Aren't Triploid Rainbows essentially the same thing?  No urge to spawn.  No energy spent on creating reproductive organs.  Eat, eat, eat and grow big!!!

-Allen


Pisco Sicko

  • Salmon
  • ***
  • View Profile
  • Location: Pacific Grove
  • Date Registered: Mar 2005
  • Posts: 261
The Columbia used to get a run called the June Hogs that would run up the farthest reaches of the river (in B.C.) with the spring runoff.  (The early returning, longest, steepest  runs selected the largest fish with the greatest reserves. The later runs tend to spawn lower in the river system.) Check out the Maritime Museum in Astoria OR, if you ever get the chance, for many more pictures.  The June Hogs were exterminated by the construction of Grand Coulee Dam. I've read estimates of Columbia returns, before commercial fishing began, in the order of 16-20 million salmon annually. Current runs are averaging ~1 million, with 90% of those being hatchery fish. This means that current wild returns are .5-.625 % of the original runs. I've had a state biologist tell me straight up that wild runs here on the upper Columbia will not survive without hatchery suplementation. The longterm smolt return rate is avg. at ~.5% (West side undammed rivers and lower river have a return rate 1-5%, which varys wildly, year to year.) Comparing rates, the returns to the Upper Columbia are ~80-85% smaller than the Westside and Lower runs. Is it coincidence that there is also a dam(n) mortality rate of 80-85% for the smolts from the Upper Columbia? (The rates come from a NMFS white paper I read in 1999-2000.)
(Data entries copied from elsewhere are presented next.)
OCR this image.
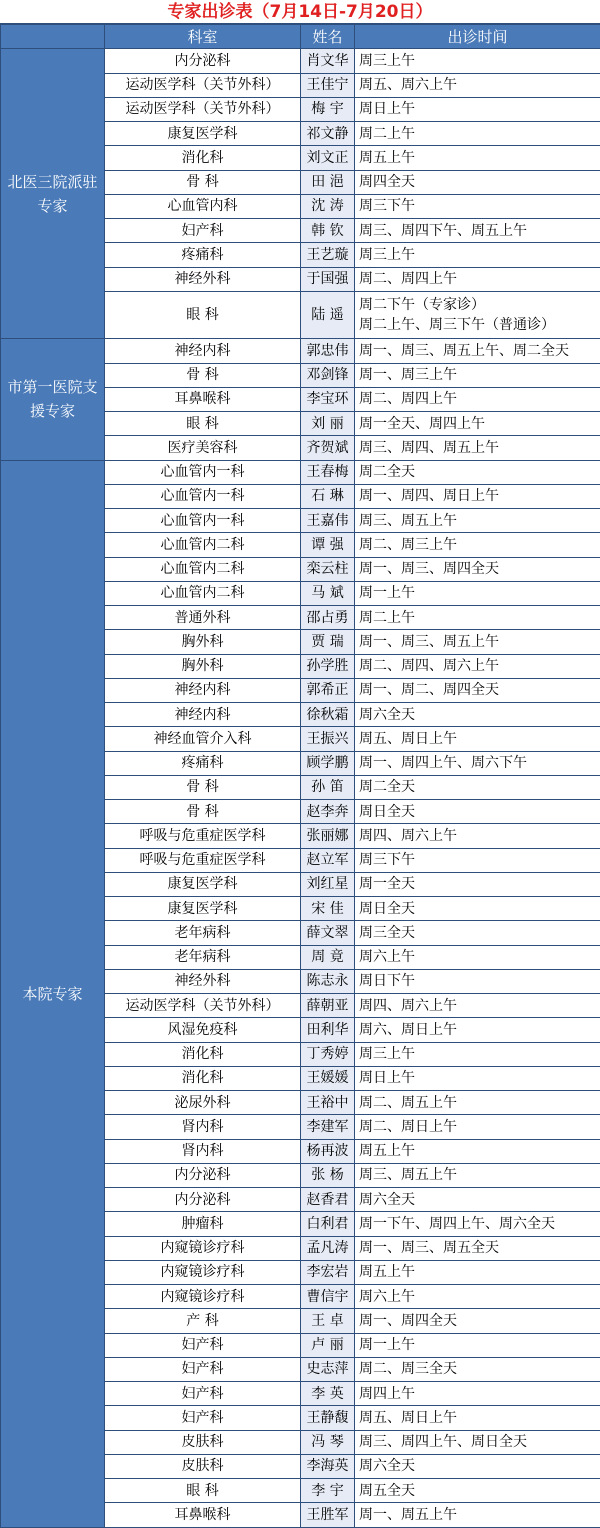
专家出诊表（7月14日-7月20日）
	科室	姓名	出诊时间
北医三院派驻专家	内分泌科	肖文华	周三上午
	运动医学科（关节外科）	王佳宁	周五、周六上午
	运动医学科（关节外科）	梅 宇	周日上午
	康复医学科	祁文静	周二上午
	消化科	刘文正	周五上午
	骨 科	田 浥	周四全天
	心血管内科	沈 涛	周三下午
	妇产科	韩 钦	周三、周四下午、周五上午
	疼痛科	王艺璇	周三上午
	神经外科	于国强	周二、周四上午
	眼 科	陆 遥	周二下午（专家诊）
周二上午、周三下午（普通诊）

市第一医院支援专家	神经内科	郭忠伟	周一、周三、周五上午、周二全天
	骨 科	邓剑锋	周一、周三上午
	耳鼻喉科	李宝环	周二、周四上午
	眼 科	刘 丽	周一全天、周四上午
	医疗美容科	齐贺斌	周三、周四、周五上午
本院专家	心血管内一科	王春梅	周二全天
	心血管内一科	石 琳	周一、周四、周日上午
	心血管内一科	王嘉伟	周三、周五上午
	心血管内二科	谭 强	周二、周三上午
	心血管内二科	栾云柱	周一、周三、周四全天
	心血管内二科	马 斌	周一上午
	普通外科	邵占勇	周二上午
	胸外科	贾 瑞	周一、周三、周五上午
	胸外科	孙学胜	周二、周四、周六上午
	神经内科	郭希正	周一、周二、周四全天
	神经内科	徐秋霜	周六全天
	神经血管介入科	王振兴	周五、周日上午
	疼痛科	顾学鹏	周一、周四上午、周六下午
	骨 科	孙 笛	周二全天
	骨 科	赵李奔	周日全天
	呼吸与危重症医学科	张丽娜	周四、周六上午
	呼吸与危重症医学科	赵立军	周三下午
	康复医学科	刘红星	周一全天
	康复医学科	宋 佳	周日全天
	老年病科	薛文翠	周三全天
	老年病科	周 竟	周六上午
	神经外科	陈志永	周日下午
	运动医学科（关节外科）	薛朝亚	周四、周六上午
	风湿免疫科	田利华	周六、周日上午
	消化科	丁秀婷	周三上午
	消化科	王媛媛	周日上午
	泌尿外科	王裕中	周二、周五上午
	肾内科	李建军	周二、周日上午
	肾内科	杨再波	周五上午
	内分泌科	张 杨	周三、周五上午
	内分泌科	赵香君	周六全天
	肿瘤科	白利君	周一下午、周四上午、周六全天
	内窥镜诊疗科	孟凡涛	周一、周三、周五全天
	内窥镜诊疗科	李宏岩	周五上午
	内窥镜诊疗科	曹信宇	周六上午
	产 科	王 卓	周一、周四全天
	妇产科	卢 丽	周一上午
	妇产科	史志萍	周二、周三全天
	妇产科	李 英	周四上午
	妇产科	王静馥	周五、周日上午
	皮肤科	冯 琴	周三、周四上午、周日全天
	皮肤科	李海英	周六全天
	眼 科	李 宇	周五全天
	耳鼻喉科	王胜军	周一、周五上午
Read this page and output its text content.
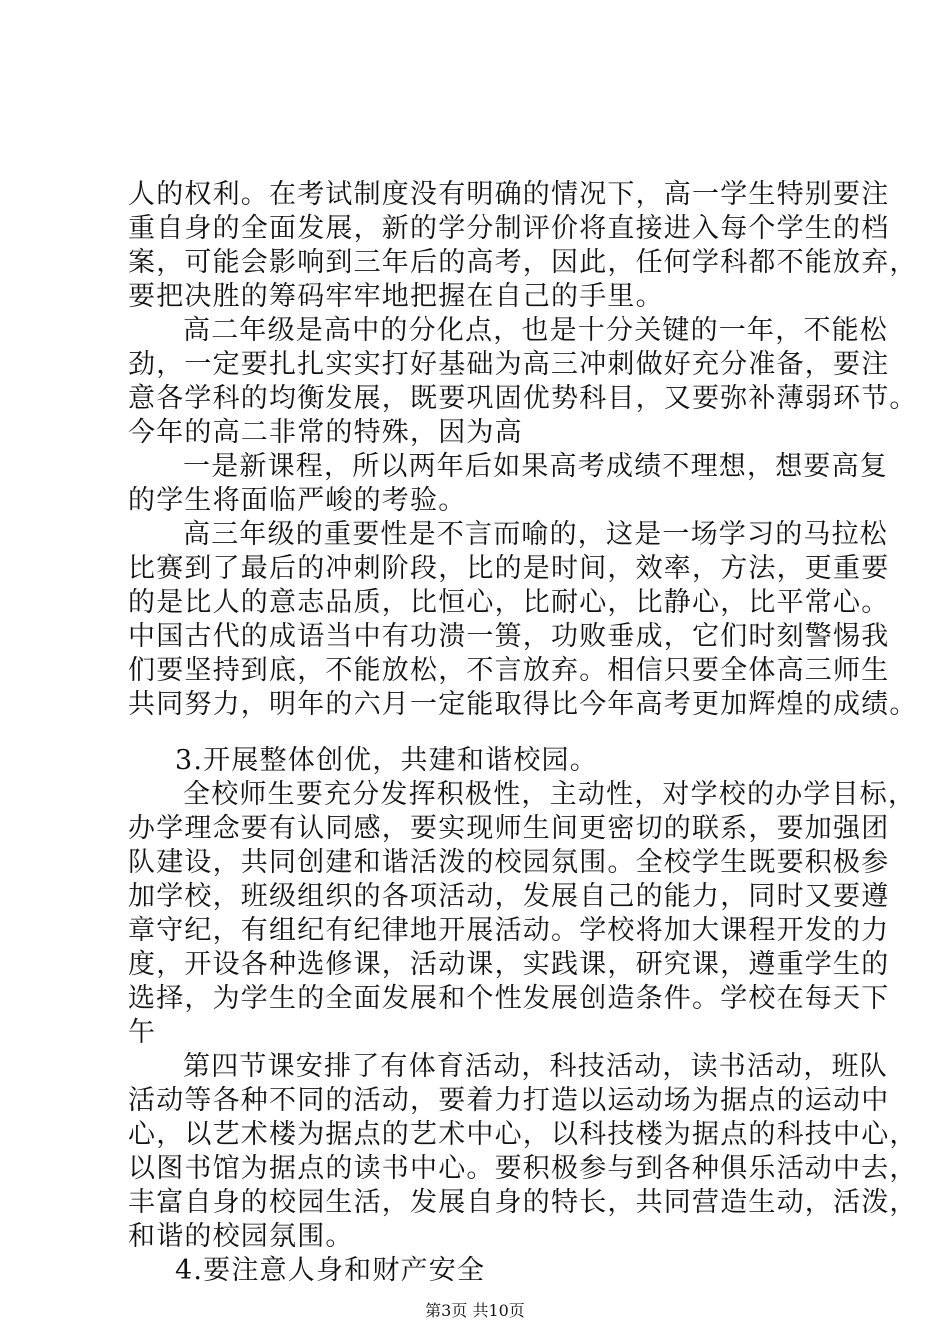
人的权利。在考试制度没有明确的情况下，高一学生特别要注

重自身的全面发展，新的学分制评价将直接进入每个学生的档

案，可能会影响到三年后的高考，因此，任何学科都不能放弃，

要把决胜的筹码牢牢地把握在自己的手里。

高二年级是高中的分化点，也是十分关键的一年，不能松

劲，一定要扎扎实实打好基础为高三冲刺做好充分准备，要注

意各学科的均衡发展，既要巩固优势科目，又要弥补薄弱环节。

今年的高二非常的特殊，因为高

一是新课程，所以两年后如果高考成绩不理想，想要高复

的学生将面临严峻的考验。

高三年级的重要性是不言而喻的，这是一场学习的马拉松

比赛到了最后的冲刺阶段，比的是时间，效率，方法，更重要

的是比人的意志品质，比恒心，比耐心，比静心，比平常心。

中国古代的成语当中有功溃一篑，功败垂成，它们时刻警惕我

们要坚持到底，不能放松，不言放弃。相信只要全体高三师生

共同努力，明年的六月一定能取得比今年高考更加辉煌的成绩。

3.开展整体创优，共建和谐校园。

全校师生要充分发挥积极性，主动性，对学校的办学目标，

办学理念要有认同感，要实现师生间更密切的联系，要加强团

队建设，共同创建和谐活泼的校园氛围。全校学生既要积极参

加学校，班级组织的各项活动，发展自己的能力，同时又要遵

章守纪，有组纪有纪律地开展活动。学校将加大课程开发的力

度，开设各种选修课，活动课，实践课，研究课，遵重学生的

选择，为学生的全面发展和个性发展创造条件。学校在每天下

午

第四节课安排了有体育活动，科技活动，读书活动，班队

活动等各种不同的活动，要着力打造以运动场为据点的运动中

心，以艺术楼为据点的艺术中心，以科技楼为据点的科技中心，

以图书馆为据点的读书中心。要积极参与到各种俱乐活动中去，

丰富自身的校园生活，发展自身的特长，共同营造生动，活泼，

和谐的校园氛围。

4.要注意人身和财产安全

第3页 共10页
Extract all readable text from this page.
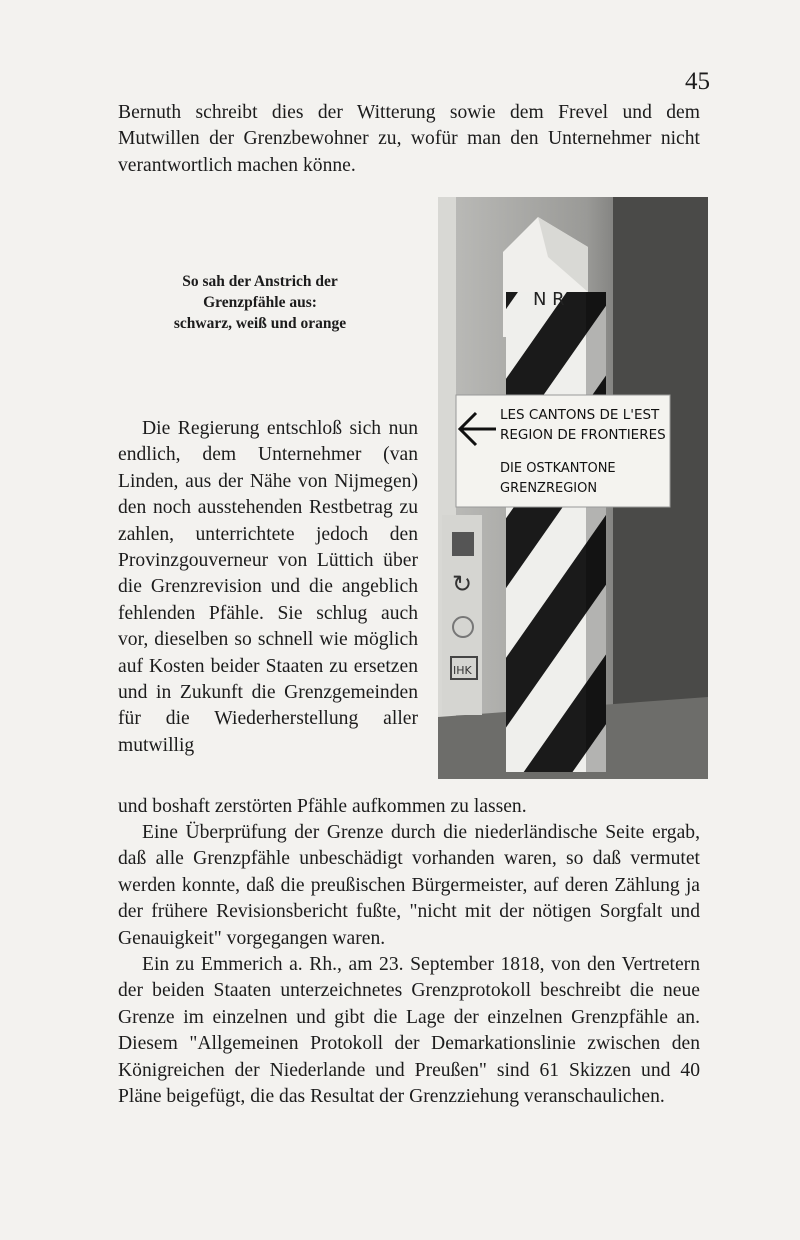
45

Bernuth schreibt dies der Witterung sowie dem Frevel und dem Mutwillen der Grenzbewohner zu, wofür man den Unternehmer nicht verantwortlich machen könne.

So sah der Anstrich der
Grenzpfähle aus:
schwarz, weiß und orange
N R
LES CANTONS DE L'EST
REGION DE FRONTIERES
DIE OSTKANTONE
GRENZREGION
↻
IHK

Die Regierung entschloß sich nun endlich, dem Unternehmer (van Linden, aus der Nähe von Nijmegen) den noch ausstehenden Restbetrag zu zahlen, unterrichtete jedoch den Provinzgouverneur von Lüttich über die Grenzrevision und die angeblich fehlenden Pfähle. Sie schlug auch vor, dieselben so schnell wie möglich auf Kosten beider Staaten zu ersetzen und in Zukunft die Grenzgemeinden für die Wiederherstellung aller mutwillig

und boshaft zerstörten Pfähle aufkommen zu lassen.

Eine Überprüfung der Grenze durch die niederländische Seite ergab, daß alle Grenzpfähle unbeschädigt vorhanden waren, so daß vermutet werden konnte, daß die preußischen Bürgermeister, auf deren Zählung ja der frühere Revisionsbericht fußte, "nicht mit der nötigen Sorgfalt und Genauigkeit" vorgegangen waren.

Ein zu Emmerich a. Rh., am 23. September 1818, von den Vertretern der beiden Staaten unterzeichnetes Grenzprotokoll beschreibt die neue Grenze im einzelnen und gibt die Lage der einzelnen Grenzpfähle an. Diesem "Allgemeinen Protokoll der Demarkationslinie zwischen den Königreichen der Niederlande und Preußen" sind 61 Skizzen und 40 Pläne beigefügt, die das Resultat der Grenzziehung veranschaulichen.
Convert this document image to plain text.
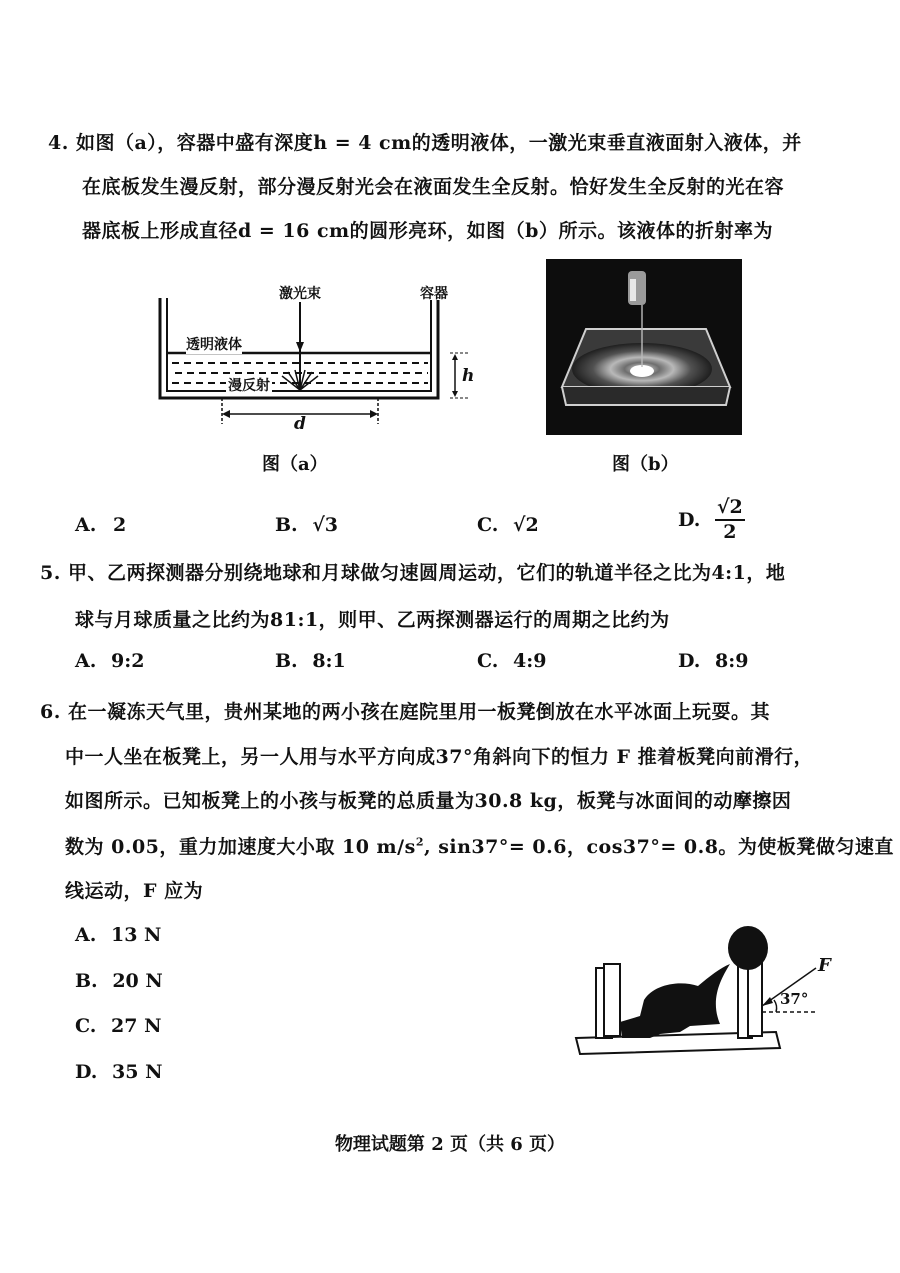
4. 如图（a），容器中盛有深度h = 4 cm的透明液体，一激光束垂直液面射入液体，并
在底板发生漫反射，部分漫反射光会在液面发生全反射。恰好发生全反射的光在容
器底板上形成直径d = 16 cm的圆形亮环，如图（b）所示。该液体的折射率为
激光束	容器
透明液体
漫反射	h
d
图（a）	图（b）
A. 2	B. √3	C. √2	D. $\frac{√2}{2}$
5. 甲、乙两探测器分别绕地球和月球做匀速圆周运动，它们的轨道半径之比为4:1，地
球与月球质量之比约为81:1，则甲、乙两探测器运行的周期之比约为
A. 9:2	B. 8:1	C. 4:9	D. 8:9
6. 在一凝冻天气里，贵州某地的两小孩在庭院里用一板凳倒放在水平冰面上玩耍。其
中一人坐在板凳上，另一人用与水平方向成37°角斜向下的恒力 F 推着板凳向前滑行，
如图所示。已知板凳上的小孩与板凳的总质量为30.8 kg，板凳与冰面间的动摩擦因
数为 0.05，重力加速度大小取 10 $m/s^2$, sin37°= 0.6，cos37°= 0.8。为使板凳做匀速直
线运动，F 应为
A. 13 N
B. 20 N
C. 27 N
D. 35 N
F
37°
物理试题第 2 页（共 6 页）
I just read in the Wenatchee World newspaper this week that salmon returning to the Wenatchee area have swam upstream 465 miles. For my neighborhood, you can add at least another 100 miles. The June Hogs might have swam 700+ miles and numerous falls.

BTW- Did Polepole mention the picture of the 11'+, 1216# Alaskan halibut we saw in the store at Neah Bay?